Schwarzenberg entertains the three in a large octagonal room on his estate. Tea is served. As a result, various forms of physical discomfort develop in all four participants, the noises of the surroundings appear louder and more haunting, they find it more difficult to classify them, the room appears to them ever colder.

Moltner initially announced that he wanted to leave because the climate did not suit him, but Schwarzenberg advised him against it. Various visions now appear to Moltner: First he sees large amounts of water breaking into the room, a hideous animal attached to an anchor, then a blue shark , and finally whole schools of fish with all kinds of peculiar colors and shapes float past him. Several times, when the visions subside and he perceives his surroundings better, Schwarzenberg calls out to him that he knows more. A second vision shows him a golden, sun-drenched palace. Before a possible third vision is canceled.

Meanwhile, Einar believed he was visiting his parents, and it is not mentioned whether Ulma or Schwarzenberg also experienced visions.

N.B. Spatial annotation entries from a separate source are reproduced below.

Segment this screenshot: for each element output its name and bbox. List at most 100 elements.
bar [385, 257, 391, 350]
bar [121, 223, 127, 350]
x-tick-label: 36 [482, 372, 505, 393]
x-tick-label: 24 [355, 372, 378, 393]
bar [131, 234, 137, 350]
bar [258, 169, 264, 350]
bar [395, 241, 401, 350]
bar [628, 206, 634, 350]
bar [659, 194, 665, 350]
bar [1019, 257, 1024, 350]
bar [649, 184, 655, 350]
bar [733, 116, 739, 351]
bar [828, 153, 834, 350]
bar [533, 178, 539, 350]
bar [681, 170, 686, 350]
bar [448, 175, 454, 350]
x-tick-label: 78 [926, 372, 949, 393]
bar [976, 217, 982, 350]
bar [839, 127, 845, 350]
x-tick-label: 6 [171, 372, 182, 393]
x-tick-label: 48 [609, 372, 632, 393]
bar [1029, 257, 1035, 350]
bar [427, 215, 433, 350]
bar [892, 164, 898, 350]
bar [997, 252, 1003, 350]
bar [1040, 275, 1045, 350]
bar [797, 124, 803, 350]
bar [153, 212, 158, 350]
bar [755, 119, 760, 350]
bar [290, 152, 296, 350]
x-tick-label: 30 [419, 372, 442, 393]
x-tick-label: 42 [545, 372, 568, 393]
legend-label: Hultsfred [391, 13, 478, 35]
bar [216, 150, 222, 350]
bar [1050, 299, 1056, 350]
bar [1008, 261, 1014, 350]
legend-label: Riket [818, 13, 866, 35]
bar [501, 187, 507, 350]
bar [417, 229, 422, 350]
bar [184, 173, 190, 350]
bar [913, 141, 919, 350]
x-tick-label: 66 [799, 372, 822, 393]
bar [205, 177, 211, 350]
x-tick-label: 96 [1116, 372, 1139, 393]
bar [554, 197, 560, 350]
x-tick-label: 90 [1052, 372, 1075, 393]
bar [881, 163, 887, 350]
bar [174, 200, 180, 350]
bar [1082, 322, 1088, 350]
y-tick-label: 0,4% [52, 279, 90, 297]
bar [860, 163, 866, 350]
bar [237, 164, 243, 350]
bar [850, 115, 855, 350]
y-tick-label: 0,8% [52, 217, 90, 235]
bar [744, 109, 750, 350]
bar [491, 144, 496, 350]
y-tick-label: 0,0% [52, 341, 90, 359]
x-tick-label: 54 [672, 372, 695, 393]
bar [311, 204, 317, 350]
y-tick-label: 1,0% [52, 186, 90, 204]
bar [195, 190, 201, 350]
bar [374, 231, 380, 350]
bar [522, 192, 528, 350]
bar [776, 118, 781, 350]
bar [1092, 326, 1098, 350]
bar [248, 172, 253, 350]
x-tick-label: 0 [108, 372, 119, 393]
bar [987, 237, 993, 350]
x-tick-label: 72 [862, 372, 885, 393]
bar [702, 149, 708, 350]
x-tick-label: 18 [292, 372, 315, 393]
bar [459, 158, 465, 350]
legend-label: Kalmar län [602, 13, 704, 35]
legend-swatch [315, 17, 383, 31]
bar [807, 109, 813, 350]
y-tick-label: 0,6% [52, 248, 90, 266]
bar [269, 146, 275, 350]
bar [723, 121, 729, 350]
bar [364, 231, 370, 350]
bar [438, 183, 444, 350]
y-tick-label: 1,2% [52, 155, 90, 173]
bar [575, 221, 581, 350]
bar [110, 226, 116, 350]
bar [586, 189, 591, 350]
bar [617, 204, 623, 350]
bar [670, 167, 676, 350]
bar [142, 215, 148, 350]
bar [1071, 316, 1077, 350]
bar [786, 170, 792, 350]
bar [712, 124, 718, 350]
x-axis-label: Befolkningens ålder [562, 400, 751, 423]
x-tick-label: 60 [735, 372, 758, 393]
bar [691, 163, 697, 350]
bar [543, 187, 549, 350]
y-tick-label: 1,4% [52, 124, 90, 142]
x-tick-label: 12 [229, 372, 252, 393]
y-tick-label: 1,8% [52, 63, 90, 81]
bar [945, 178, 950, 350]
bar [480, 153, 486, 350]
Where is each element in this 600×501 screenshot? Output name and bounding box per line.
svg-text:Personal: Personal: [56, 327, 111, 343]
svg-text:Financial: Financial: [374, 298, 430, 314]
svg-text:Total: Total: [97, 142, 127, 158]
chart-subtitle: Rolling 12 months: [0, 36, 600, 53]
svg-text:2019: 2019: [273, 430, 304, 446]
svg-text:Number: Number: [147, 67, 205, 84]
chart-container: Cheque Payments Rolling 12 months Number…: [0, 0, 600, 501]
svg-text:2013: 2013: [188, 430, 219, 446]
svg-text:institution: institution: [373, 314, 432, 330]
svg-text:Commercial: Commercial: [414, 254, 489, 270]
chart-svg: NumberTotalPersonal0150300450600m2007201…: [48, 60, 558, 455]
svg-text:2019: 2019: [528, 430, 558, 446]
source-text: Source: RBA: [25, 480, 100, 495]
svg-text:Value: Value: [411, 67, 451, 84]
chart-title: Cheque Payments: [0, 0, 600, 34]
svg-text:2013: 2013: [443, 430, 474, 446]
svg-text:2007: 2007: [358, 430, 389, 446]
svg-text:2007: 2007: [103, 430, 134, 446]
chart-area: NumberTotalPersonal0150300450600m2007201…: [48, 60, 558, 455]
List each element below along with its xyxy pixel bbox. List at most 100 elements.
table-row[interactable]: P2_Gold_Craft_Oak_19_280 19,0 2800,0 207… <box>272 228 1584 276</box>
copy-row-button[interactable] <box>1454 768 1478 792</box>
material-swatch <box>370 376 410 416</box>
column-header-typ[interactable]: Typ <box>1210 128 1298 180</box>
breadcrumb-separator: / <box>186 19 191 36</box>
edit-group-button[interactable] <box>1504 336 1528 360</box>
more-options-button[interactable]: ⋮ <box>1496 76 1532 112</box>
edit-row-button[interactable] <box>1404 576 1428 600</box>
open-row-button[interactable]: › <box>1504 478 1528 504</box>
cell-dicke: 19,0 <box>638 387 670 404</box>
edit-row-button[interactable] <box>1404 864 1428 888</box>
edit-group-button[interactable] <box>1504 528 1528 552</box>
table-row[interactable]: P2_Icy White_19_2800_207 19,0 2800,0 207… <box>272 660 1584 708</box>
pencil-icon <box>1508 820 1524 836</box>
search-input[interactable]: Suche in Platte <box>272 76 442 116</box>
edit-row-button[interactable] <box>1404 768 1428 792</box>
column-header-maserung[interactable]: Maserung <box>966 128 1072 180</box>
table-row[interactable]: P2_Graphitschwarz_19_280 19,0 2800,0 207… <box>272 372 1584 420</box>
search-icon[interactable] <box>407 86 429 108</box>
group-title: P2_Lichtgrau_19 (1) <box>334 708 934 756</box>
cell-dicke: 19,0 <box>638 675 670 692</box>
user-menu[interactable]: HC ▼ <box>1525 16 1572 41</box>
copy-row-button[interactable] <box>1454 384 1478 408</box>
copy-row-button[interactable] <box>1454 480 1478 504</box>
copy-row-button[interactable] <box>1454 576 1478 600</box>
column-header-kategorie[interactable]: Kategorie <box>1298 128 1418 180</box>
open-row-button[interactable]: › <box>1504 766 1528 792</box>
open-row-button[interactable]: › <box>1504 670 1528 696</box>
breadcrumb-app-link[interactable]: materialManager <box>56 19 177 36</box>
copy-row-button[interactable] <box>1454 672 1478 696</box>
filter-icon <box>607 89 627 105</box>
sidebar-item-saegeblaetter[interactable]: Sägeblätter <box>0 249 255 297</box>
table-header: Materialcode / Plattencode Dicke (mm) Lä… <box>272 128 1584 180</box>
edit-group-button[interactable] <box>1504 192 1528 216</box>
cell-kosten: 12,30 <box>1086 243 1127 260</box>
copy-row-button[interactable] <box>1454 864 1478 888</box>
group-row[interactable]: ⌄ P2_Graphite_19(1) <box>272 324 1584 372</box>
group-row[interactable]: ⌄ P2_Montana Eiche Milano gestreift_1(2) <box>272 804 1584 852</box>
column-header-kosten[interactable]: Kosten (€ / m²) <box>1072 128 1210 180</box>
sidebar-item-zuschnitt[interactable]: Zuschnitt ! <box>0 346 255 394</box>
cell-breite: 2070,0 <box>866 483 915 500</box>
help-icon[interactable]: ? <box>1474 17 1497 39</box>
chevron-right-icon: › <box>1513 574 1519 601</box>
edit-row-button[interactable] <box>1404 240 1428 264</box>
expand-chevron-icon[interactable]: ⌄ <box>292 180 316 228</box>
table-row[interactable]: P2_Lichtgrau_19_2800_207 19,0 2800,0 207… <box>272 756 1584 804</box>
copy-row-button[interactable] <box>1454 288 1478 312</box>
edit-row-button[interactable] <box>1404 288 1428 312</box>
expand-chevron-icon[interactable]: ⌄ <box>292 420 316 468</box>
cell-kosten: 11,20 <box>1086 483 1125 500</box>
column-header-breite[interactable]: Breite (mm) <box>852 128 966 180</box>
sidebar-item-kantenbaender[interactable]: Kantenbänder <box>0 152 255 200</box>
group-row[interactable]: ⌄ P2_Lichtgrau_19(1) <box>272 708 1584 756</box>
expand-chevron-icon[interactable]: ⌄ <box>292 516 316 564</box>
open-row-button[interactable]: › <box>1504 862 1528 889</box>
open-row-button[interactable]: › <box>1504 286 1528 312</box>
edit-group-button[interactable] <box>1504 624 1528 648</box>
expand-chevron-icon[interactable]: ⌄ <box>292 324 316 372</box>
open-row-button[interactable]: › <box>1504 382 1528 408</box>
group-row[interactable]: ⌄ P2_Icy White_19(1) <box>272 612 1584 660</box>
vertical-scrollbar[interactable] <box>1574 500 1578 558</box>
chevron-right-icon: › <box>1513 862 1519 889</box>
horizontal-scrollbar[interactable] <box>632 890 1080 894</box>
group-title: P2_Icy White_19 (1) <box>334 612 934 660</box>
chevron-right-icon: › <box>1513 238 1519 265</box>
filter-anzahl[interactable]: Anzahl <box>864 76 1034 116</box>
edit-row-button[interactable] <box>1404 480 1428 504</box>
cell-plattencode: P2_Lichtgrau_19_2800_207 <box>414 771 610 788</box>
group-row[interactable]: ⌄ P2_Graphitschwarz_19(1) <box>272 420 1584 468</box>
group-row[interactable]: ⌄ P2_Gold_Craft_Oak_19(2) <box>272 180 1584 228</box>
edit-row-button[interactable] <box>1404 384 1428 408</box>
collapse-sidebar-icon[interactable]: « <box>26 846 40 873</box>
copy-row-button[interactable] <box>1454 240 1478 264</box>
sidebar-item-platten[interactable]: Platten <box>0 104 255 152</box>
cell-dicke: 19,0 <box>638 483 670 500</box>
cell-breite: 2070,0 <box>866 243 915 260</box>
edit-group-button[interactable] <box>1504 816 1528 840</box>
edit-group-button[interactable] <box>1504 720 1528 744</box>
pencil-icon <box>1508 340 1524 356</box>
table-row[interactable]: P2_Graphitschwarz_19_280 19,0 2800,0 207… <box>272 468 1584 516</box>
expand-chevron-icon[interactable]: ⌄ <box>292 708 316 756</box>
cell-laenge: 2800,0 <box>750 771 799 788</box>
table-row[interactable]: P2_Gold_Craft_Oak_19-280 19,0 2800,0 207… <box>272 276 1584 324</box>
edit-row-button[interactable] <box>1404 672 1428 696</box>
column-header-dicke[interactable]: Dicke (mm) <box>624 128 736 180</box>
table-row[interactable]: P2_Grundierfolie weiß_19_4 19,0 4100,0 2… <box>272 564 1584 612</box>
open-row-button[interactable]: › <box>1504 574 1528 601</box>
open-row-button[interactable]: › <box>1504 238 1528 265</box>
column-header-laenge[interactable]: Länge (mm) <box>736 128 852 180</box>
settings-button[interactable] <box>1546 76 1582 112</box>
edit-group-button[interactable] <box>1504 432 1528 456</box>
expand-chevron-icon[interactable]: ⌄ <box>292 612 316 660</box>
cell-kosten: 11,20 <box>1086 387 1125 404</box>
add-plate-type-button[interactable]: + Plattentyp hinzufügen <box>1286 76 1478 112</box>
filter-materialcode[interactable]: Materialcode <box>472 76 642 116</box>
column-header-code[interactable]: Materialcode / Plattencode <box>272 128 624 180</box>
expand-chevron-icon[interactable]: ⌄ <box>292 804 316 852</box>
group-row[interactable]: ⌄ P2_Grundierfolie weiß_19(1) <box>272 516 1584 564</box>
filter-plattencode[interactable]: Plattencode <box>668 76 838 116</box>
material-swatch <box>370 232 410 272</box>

When everyone is restored, dinner is served. It is said of Moltner: "He had experienced a change, that was undoubtedly". Among other things, he has a “new perception of himself” and his hand is now “inherent in healing”.

Evidence of drugs

The sequence of experiences and sensations of the four corresponds very well to the effects of LSD , which can also be taken with drinks such as the tea mentioned, or of mescaline :

After tea, Moltner soon becomes sick: “Moltner felt a swaying like when seasickness began”, and the sensory impressions appear to him intensified: “His hearing had become sensitive like a network of strings that answered before it was touched. He felt strongly addressed, ... “There is a changed sense of time and hallucinations. “Things began to charge themselves and to gain life, they grew from the objects as they had appeared to him to be questioning, even judicial power.” Typical euphoric omnipotence fantasies also arise: “Moltner felt power while looking; he was the party to whom the elevator was intended. "

background

Jünger had had numerous drug experiences. Among other things, he carried out a mescaline experiment with several friends at his publisher Ernst Klett jr. In 1951 he took part in an experiment with LSD under medical supervision with his friend who discovered LSD, Albert Hofmann . They repeated this several times until 1970. A detailed edition of the correspondence between Jünger and Hofmann appeared in 2013 from the papers of Jünger and Hofmann, which are available in the German Literature Archive in Marbach .

Remarks

  1. All works. Volume 15, 1978, p. 418.
  2. All works. Volume 15, 1978, p. 419.
  3. All works. Volume 15, 1978, p. 399.
  4. All works. Volume 15, 1978, p. 400.
  5. All works. Volume 15, 1978, p. 406.
  6. Kiesel: Ernst Jünger. 2007, p. 586f.
  7. LSD. Albert Hofmann and Ernst Jünger. The exchange of letters 1947 to 1997. , Ed .: Deutsche Schillergesellschaft , Marbach am Neckar (2013), ISBN 978-3-937384-99-3

literature

expenditure
  • Visit to Godenholm. Klostermann, Frankfurt 1952.
  • Visit to Godenholm. In: Complete Works. Volume 15: Stories. Klett-Cotta, Stuttgart 1978, ISBN 3-608-93485-5 , pp. 363-420.